El Tribunal de Justicia de la Unión Europea dictó el pasado 17 de marzo una Sentencia (asunto C-99/15) que, en respuestas a una cuestión prejudicial elevada por nuestro Tribunal Supremo, reconoce el derecho a reclamar daños morales a quien persiga la infracción de sus derechos de autor y elija resarcirse con base en el criterio indemnizatorio de la denominada regalía hipotética.

El caso de fondo del que trae causa esta decisión parte de la acción interpuesta por Christian Liffers, director, guionista y productor “Dos patrias, Cuba y la noche”, obra que narra historias íntimas de diversos habitantes de La Habana, contra Producciones Mandarina y Mediaset España por producir y emitir un documental sobre la prostitución infantil en Cuba, en el que se insertaban algunos pasajes de la obra de Liffers sin su consentimiento.

En su demanda Liffers reclamaba el cese en la vulneración de sus derechos de propiedad intelectual, así como una indemnización de 6.740 euros (basada en licencia hipotética) y un importe adicional de 10.000 euros por el daño moral que afirmaba haber sufrido.

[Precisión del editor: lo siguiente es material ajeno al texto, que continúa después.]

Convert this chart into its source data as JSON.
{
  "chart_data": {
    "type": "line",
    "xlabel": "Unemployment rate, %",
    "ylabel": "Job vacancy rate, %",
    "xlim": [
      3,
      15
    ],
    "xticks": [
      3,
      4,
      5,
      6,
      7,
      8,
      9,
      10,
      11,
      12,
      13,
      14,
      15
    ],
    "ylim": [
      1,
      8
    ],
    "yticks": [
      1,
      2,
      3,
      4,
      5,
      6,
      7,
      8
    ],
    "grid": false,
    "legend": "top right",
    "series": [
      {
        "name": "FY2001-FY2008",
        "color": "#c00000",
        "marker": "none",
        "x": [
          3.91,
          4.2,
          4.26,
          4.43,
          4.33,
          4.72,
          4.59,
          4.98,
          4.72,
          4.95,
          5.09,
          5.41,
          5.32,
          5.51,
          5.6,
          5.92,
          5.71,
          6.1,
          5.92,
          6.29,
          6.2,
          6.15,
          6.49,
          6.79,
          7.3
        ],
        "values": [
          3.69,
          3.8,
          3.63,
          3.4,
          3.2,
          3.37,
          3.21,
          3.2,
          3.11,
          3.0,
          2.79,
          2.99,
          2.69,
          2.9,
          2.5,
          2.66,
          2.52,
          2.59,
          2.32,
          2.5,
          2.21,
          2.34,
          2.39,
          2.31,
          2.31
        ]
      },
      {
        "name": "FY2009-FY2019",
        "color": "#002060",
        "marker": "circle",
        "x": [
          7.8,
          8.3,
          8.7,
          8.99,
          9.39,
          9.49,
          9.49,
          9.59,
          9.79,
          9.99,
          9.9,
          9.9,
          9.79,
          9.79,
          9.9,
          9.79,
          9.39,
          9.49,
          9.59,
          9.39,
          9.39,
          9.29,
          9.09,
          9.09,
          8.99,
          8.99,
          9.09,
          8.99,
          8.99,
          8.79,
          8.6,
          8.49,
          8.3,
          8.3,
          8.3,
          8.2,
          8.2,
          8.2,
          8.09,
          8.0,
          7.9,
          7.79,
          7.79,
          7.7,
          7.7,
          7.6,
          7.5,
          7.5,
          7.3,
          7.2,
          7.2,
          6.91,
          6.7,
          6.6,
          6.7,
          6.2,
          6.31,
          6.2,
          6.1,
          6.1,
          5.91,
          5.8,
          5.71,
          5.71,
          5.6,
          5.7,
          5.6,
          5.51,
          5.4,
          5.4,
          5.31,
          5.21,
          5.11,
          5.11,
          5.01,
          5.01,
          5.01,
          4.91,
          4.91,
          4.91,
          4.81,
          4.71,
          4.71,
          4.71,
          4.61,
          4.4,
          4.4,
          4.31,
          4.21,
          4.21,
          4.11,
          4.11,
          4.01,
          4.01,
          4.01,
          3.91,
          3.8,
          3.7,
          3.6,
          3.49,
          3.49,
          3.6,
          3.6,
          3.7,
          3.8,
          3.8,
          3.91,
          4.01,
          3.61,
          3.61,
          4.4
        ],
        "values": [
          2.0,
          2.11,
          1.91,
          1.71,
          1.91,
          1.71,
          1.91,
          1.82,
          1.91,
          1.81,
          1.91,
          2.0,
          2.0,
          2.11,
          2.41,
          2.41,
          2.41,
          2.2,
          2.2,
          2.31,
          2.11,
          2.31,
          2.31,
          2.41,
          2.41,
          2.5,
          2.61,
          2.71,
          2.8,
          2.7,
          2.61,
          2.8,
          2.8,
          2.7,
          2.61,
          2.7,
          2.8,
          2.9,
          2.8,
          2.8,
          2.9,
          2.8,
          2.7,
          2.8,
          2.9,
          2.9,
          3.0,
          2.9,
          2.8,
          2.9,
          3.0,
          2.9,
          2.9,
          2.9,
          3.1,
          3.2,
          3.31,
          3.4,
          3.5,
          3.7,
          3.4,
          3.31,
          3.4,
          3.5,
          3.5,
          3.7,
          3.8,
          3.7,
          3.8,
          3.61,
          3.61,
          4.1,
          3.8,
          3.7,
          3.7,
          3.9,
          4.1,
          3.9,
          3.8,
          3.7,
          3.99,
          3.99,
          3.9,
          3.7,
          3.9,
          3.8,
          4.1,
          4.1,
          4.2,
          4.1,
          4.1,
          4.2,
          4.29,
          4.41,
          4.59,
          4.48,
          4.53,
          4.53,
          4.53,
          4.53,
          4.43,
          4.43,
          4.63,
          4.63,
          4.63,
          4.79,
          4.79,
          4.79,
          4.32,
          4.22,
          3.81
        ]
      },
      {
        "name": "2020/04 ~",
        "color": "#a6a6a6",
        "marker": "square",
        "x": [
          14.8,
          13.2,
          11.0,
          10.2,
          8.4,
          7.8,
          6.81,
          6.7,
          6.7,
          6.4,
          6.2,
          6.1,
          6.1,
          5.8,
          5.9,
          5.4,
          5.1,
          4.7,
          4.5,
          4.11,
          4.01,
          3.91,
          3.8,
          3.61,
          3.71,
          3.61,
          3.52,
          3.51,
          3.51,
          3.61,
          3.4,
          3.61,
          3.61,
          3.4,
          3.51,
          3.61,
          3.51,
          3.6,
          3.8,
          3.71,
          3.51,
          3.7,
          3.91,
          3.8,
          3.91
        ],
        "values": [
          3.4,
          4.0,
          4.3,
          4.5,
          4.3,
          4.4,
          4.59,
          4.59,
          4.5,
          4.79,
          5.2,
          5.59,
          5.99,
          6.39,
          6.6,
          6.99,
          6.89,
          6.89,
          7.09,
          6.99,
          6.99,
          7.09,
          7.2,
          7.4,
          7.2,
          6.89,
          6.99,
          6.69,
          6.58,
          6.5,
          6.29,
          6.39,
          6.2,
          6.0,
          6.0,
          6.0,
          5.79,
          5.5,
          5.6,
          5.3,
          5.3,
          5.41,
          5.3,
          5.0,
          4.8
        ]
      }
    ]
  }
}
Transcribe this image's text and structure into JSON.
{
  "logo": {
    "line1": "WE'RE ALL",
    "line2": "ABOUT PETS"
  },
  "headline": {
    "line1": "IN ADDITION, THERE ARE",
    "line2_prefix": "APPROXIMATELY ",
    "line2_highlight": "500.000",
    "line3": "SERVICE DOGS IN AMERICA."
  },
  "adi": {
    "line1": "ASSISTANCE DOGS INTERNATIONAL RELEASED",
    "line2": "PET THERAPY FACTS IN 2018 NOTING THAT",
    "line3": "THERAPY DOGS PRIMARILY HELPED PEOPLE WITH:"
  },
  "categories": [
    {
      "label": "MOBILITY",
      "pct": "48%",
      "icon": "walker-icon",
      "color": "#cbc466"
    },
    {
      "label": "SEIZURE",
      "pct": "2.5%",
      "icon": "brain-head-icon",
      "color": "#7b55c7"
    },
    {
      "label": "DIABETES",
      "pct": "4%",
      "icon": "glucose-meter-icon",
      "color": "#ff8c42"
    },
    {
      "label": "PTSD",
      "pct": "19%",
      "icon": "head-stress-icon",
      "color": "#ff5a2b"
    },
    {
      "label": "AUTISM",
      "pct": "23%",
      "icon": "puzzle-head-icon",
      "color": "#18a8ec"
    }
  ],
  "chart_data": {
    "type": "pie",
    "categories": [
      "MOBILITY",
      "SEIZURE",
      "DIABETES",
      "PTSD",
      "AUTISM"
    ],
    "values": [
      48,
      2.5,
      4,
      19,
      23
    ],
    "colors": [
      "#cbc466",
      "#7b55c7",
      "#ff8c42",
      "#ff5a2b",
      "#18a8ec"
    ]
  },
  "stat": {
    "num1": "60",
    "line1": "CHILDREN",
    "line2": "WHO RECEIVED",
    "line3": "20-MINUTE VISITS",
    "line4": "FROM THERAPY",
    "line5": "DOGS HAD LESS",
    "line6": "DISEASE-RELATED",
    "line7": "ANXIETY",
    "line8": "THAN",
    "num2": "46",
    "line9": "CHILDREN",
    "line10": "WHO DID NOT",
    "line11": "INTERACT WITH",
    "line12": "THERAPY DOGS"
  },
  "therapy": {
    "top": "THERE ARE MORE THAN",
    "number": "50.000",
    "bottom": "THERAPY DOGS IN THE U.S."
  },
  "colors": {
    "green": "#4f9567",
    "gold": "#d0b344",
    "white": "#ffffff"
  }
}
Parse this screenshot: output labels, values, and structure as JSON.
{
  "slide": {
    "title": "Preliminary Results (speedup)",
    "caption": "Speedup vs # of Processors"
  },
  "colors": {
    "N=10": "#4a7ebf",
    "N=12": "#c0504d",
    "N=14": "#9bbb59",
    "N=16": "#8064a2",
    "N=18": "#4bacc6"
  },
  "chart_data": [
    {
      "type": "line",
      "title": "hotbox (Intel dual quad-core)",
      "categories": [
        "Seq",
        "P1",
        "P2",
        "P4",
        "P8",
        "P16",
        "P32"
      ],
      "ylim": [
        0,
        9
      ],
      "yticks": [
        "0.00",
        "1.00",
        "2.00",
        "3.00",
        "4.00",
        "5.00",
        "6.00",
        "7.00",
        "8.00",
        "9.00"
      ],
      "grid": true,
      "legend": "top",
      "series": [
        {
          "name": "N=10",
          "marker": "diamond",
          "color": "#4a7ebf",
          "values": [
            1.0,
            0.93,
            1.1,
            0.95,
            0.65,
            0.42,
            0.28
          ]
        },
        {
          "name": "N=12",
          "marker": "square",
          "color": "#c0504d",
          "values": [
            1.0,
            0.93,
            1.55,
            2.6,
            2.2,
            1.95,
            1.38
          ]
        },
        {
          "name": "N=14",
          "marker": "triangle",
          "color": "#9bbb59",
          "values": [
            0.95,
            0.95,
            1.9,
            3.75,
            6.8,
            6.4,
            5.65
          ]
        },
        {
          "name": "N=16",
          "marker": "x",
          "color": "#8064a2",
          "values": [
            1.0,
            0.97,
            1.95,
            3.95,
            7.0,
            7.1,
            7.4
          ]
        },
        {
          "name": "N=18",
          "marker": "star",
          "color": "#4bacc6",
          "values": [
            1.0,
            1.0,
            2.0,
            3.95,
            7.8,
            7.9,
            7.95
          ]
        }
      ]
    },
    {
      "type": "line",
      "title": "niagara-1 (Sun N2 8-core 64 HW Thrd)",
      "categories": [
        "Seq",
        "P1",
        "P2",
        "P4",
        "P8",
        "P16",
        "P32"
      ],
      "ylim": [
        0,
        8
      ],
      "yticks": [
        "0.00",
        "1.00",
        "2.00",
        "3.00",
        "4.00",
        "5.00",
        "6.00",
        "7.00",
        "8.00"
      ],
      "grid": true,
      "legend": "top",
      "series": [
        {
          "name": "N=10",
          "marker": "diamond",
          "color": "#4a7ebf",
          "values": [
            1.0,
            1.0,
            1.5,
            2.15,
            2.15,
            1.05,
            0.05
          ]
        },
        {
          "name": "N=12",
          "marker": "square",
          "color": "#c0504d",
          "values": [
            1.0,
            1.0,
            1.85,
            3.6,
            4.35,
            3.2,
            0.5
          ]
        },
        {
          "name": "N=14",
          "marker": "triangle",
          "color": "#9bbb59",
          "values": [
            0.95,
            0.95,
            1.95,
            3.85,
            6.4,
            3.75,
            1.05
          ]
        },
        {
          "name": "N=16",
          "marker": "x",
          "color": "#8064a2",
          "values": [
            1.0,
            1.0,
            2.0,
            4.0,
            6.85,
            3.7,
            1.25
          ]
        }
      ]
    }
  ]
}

Como es sabido, el artículo 140 de la Ley de Propiedad Intelectual (como el artículo 13, apartado 1, de la Directiva 2004/48/CE del Parlamento Europeo y del Consejo, de 29 de abril de 2004, relativa al respeto de los derechos de propiedad intelectual del que emana el anterior precepto) establece que el perjudicado por una infracción de derechos de autor puede optar para su resarcimiento entre: (a) las consecuencias económicas negativas sufridas (ya sea el beneficio obtenido por el infractor o el dejado de obtener por el titular del derecho), reconociéndose en este caso además poder reclamar el daño moral sufrido, o (b) la cantidad que hubiera percibido de haber autorizado la explotación de su derecho.

Al margen de que la literalidad del precepto, que claramente parecía limitar el derecho de reclamar daños morales a la opción de reclamar las consecuencias negativas de la infracción, y no a de la regalía hipotética, conceptualmente planteaba dudas que fuera posible reclamar al mismo tiempo y de forma no contradictoria el daño moral derivado de la explotación no autorizada de una obra y un resarcimiento con base en la eventual autorización a la explotación del mismo derecho.

Argumenta el Tribunal de Justicia en su Sentencia que la Directiva 2004/48 “debe tener por objeto garantizar la reparación íntegra del perjuicio «efectivamente sufrido», incluido también en su caso el posible daño moral causado”, de modo que concluye que la determinación del importe de la indemnización por daños y perjuicios basada únicamente en las licencias hipotéticas “sólo cubre el daño material sufrido por el titular del derecho de propiedad intelectual de que se trate, de modo que, para permitir la reparación íntegra, dicho titular debe poder solicitar, además de la indemnización calculada de este modo, la indemnización del daño moral que en su caso haya sufrido”.

Esta resolución es importante por cuanto, amen de haberse dictado en relación a un procedimiento en cuyo fondo se discutía la infracción de propiedad intelectual, lo cierto es que en ella el TJUE interpreta el alcance del tenor de la Directiva 2004/48/CE, aplicable igualmente -ex artículo 1- a los derechos de propiedad industrial, y por lo tanto estos derechos morales asociados a la licencia hipotética podrán ser reclamados también en procedimientos de infracción de marcas o patentes.

En cualquier caso, lo anterior no resuelve las dificultades que en la práctica subsisten a la hora de acreditar la existencia de dichos daños morales y sobretodo de soportar su cuantificación.